Alaska high court ruling ensures certainty during upcoming
school year for thousands of families using unique ed choice
program

Alaska high court ruling ensures certainty during upcoming school year for thousands of families using unique ed choice program

The news: About 23,000 families who rely on a unique Alaska’s education unique correspondence program that dates to before statehood will not have to scramble to find other educational options after the state supreme court rejected parts of a lawsuit against the state backed by the National Education Association’s Alaska affiliate. 

The ruling: The state’s high court announced its decision upholding the correspondence program, which gives families funding allotments they can use to access a variety of educational options, one day after hearing oral arguments. A lower court stay on the ruling had been due to expire on June 30, threatening to uproot students who rely on the program. The justices said a full order would soon follow.  

 What opponents say: A group of parents and teachers sued the state over the law establishing the allotment program, which gives participating families the ability to direct up to $4,500 of their child’s public education allocation to pay for approved goods and services. The plaintiffs argued that it amounted to a shadow voucher program that undermines the public school system by directing money elsewhere, including private and religious schools. 
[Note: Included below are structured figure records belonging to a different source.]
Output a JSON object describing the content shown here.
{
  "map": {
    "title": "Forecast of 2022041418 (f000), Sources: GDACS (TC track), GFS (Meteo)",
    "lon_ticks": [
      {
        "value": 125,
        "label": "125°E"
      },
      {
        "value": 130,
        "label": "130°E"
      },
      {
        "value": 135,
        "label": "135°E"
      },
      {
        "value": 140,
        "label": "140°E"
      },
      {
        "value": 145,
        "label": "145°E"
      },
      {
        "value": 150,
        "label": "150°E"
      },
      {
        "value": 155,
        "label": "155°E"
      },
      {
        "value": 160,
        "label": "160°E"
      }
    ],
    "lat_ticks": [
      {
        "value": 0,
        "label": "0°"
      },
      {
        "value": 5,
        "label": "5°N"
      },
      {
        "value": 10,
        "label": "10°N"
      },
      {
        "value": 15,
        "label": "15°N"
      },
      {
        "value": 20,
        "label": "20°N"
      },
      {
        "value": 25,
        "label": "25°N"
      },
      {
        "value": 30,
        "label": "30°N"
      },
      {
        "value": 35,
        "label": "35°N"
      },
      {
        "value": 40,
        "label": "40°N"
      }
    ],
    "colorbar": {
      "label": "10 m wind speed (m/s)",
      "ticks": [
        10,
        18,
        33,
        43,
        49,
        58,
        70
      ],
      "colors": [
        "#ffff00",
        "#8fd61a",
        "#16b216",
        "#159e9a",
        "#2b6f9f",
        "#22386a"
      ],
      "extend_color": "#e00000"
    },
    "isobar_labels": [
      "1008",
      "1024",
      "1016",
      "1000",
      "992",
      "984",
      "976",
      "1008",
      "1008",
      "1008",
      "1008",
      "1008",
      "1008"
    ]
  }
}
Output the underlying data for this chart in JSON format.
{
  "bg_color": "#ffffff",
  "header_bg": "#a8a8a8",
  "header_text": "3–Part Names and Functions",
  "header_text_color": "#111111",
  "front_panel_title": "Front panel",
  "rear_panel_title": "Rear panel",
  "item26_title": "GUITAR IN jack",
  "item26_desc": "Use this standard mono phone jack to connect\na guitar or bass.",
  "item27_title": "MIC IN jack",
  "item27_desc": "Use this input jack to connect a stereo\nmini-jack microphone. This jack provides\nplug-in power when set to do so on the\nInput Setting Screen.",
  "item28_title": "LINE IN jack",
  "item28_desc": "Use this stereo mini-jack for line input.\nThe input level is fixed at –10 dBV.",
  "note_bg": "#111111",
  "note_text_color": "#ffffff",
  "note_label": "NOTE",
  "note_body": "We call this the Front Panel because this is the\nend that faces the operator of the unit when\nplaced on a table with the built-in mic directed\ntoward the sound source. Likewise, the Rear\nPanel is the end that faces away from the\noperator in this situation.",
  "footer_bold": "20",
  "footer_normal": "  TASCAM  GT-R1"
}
 What the high court said: In an eight-page summary opinion, justices sided with the state’s hired lawyer who argued that the Superior Court incorrectly struck down the entire state statute governing the program as unconstitutional. Justices said the law could be preserved because “there are many constitutionally permissible uses” of the state allotment funds, which homeschool families may spend on various approved uses from public and private providers. The high court also directed the lower court to consider correspondence families’ arguments that the U.S. Constitution required the state to let them use the money on private school tuition.  

The plaintiffs in the case argued that the laws were unconstitutional because they allowed public money to be spent on private school tuition. The lower court judge agreed that the laws violated the state constitutional ban on spending public money “for the direct benefit of any religious or other private educational institution.”  

Catch up quick: The correspondence program began in 1939 to ensure that children in remote regions had access to education. Schools would send assignments by mail or float planes to students, who completed and returned them. Laws were updated in 2014 to create allotments that functioned as education savings accounts. The program operated without controversy until 2022 when the wife of state Attorney General Treg Taylor wrote a blog post with step-by-step instructions on using the funds to pay for private school tuition.  

What the high court left out: Justices didn’t decide the constitutionality of using allotment funds for private tuition. However, they did tell the plaintiffs that they picked the wrong defendant because the school districts, not the state Department of Education, are charged with approving vendors to be paid from the allotment program. The high court sent the case back to the lower court to decide that point.  

And the winners are: Besides the families who faced being left in the lurch as the new school year approached, Gov. Mike Dunleavy also claimed victory. An education choice champion, the former state senator sponsored legislation that created the allotment program. This is a huge win for public education and a huge win for families,” Dunleavy said in a statement. “The Court got it right on this one. We were confident that the statutes were always constitutional. We thank the Alaska Supreme Court for their prompt decision in favor of the state.” 

What they’re saying: Friday’s ruling is a win for the rights of parents to pick the education that best fits their children’s unique needs, but the fight is likely not over yet,” said Kirby Thomas West, an attorney for the Institute for Justice, which intervened to represent families and defend the program. “The many parents who use the program for non-tuition purposes can now rest assured that their use of the program is secure, but we are going to keep fighting to ensure the same happens for parents like our clients who use the program towards tuition costs.”  

Dunleavy called the decision “a huge win” for public education and families. “The Court got it right on this one. We were confident that the statutes were always constitutional. We thank the Alaska Supreme Court for their prompt decision in favor of the state.” 

The fight isn’t over: The plaintiff’s attorney said he thinks his clients will ultimately prevail. 

“There’s zero indication from the court that they remotely think spending correspondence funds at a private school is allowable,” attorney Scott Kendall told Alaska Public Media. “While this will cause some delay in the ultimate outcome, we remain very, very confident that that will be the outcome.”